Based on projected average annual metal production of 173M pounds copper, 31,395 ounces gold and 703,588 ounces silver for 28 years and an initial capital cost estimate of $1.04B, the Cañariaco Norte project has an after-tax net present value (“NPV”) of US$1,010M using a copper price of US$3.50/pound and a discount rate of 8%. The NPV increases to US$1,833M and payback of 4.5 years when using a copper price of US$4.50/pound.

In addition to Cañariaco Norte, the Cañariaco Project includes the Cañariaco Sur deposit (2.2B pounds copper, 1.2M ounces of gold and 15.0M ounces of silver Inferred*) and Quebrada Verde prospect, located within a 4km NE-SW trend in northern Peru.

Between 2018 and 2021, the Cañariaco Norte project was included in four industry research reports comparing global copper projects.
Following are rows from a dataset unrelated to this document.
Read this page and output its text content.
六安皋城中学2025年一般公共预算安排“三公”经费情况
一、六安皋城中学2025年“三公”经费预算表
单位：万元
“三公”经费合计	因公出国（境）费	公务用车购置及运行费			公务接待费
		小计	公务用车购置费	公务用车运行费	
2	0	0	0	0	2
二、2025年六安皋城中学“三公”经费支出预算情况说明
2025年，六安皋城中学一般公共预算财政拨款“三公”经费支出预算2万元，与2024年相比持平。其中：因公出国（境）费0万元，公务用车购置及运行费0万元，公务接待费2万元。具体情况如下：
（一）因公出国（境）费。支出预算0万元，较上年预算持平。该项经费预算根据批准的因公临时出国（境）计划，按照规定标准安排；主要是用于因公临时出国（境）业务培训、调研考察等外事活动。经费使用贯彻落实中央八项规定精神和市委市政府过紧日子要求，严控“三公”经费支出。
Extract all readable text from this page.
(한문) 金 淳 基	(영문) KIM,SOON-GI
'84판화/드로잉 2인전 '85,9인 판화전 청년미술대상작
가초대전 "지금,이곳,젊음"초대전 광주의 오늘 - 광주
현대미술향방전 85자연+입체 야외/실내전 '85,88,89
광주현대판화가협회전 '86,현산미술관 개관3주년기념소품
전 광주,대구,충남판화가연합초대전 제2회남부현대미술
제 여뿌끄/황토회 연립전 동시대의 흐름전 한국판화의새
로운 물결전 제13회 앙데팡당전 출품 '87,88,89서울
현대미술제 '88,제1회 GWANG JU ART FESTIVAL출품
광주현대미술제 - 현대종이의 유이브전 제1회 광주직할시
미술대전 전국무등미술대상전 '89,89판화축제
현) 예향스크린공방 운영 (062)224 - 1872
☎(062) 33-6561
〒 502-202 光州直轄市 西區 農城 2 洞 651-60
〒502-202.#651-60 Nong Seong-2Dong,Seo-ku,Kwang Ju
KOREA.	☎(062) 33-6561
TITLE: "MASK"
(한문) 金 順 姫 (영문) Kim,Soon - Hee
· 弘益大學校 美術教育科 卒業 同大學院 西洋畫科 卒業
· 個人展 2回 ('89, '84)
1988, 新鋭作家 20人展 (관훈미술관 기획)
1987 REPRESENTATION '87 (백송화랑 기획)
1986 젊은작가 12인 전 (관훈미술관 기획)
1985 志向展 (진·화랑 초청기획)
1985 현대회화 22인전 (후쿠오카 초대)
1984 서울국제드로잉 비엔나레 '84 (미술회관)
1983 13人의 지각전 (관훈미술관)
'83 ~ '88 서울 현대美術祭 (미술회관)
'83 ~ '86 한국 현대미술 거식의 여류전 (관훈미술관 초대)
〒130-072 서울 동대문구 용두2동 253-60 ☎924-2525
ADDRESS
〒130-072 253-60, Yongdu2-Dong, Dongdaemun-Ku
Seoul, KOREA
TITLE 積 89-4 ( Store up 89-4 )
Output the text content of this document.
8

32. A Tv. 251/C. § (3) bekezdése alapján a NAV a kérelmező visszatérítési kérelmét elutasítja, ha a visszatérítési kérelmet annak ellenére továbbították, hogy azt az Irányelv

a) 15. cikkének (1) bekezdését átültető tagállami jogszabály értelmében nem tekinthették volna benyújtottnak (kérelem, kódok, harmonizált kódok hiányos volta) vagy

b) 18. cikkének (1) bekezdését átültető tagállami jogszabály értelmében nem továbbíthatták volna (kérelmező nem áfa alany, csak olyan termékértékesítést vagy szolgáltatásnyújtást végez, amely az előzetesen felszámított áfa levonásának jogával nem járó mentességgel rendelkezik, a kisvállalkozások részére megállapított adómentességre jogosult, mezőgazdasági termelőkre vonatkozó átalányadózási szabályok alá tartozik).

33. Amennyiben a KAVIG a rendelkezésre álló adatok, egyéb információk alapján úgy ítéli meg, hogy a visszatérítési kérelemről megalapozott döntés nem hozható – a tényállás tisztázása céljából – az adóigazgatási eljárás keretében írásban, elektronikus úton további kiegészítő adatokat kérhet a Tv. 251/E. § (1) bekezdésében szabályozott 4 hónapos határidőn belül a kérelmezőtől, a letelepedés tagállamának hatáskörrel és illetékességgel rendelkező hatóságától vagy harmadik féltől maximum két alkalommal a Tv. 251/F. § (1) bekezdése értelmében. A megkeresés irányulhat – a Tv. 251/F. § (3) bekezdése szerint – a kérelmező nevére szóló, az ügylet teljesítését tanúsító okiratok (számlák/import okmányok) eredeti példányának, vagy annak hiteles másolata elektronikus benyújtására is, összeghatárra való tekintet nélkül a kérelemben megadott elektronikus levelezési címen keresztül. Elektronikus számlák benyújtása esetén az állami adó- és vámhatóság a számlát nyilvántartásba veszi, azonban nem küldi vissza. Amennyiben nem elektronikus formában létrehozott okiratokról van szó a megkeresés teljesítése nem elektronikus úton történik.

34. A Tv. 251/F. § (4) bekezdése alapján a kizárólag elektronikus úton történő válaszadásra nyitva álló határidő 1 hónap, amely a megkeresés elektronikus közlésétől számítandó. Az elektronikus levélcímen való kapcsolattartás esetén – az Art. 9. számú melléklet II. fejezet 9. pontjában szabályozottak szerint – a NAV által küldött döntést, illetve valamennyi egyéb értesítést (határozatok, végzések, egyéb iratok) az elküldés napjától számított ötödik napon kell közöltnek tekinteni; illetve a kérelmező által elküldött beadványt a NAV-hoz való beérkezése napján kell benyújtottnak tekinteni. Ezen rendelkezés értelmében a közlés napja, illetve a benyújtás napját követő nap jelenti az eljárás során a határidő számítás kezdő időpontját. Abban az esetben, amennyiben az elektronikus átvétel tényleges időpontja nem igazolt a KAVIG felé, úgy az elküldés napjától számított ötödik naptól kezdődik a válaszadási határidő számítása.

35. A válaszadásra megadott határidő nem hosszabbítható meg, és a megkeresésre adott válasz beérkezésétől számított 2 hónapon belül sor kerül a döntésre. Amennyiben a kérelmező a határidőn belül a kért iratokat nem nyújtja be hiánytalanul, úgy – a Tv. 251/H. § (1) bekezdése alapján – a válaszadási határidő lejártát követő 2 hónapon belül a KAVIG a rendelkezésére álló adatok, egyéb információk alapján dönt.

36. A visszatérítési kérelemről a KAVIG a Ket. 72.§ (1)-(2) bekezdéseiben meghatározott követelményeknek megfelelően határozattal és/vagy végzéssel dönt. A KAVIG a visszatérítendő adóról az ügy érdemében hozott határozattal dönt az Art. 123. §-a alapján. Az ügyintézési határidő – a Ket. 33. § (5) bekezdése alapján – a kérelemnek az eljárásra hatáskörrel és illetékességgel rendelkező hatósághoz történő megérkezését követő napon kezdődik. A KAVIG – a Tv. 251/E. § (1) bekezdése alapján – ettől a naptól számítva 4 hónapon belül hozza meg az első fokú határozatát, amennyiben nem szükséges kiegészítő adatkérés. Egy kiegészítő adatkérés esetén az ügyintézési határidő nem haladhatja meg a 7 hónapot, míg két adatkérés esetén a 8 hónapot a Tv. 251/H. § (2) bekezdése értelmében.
RFC Ambrian: Cañariaco Norte in top 10 of 23 projects with potential to involve third party M&A (December 2021); Haywood: Cañariaco Norte one of 18 assets selected as likely to be considered by majors looking to acquire (December 2021); Deutsche Bank: Cañariaco Norte identified as one of 3 projects required to meet the upcoming copper supply-demand gap (February 2021); Goldman Sachs: Cañariaco Norte identified with incentive copper price in the lowest quartile of the top 84 copper projects worldwide (October 2018).

During 2023, Alta Copper continued engineering, environmental, and community engagement activities at the Cañariaco project while pursuing strategic financing and partnership opportunities.

In December 2025, Fortescue announced an agreement to acquire all outstanding shares of Alta Copper that it did not already own. The all-cash transaction valued Alta Copper at approximately C$139 million.

Following completion of the acquisition in early 2026, Alta Copper ceased operating as an independent publicly traded company. The Cañariaco project, including the Cañariaco Norte and Cañariaco Sur deposits and the Quebrada Verde prospect, became wholly owned by Fortescue, which announced that future development updates would be provided through its own reporting.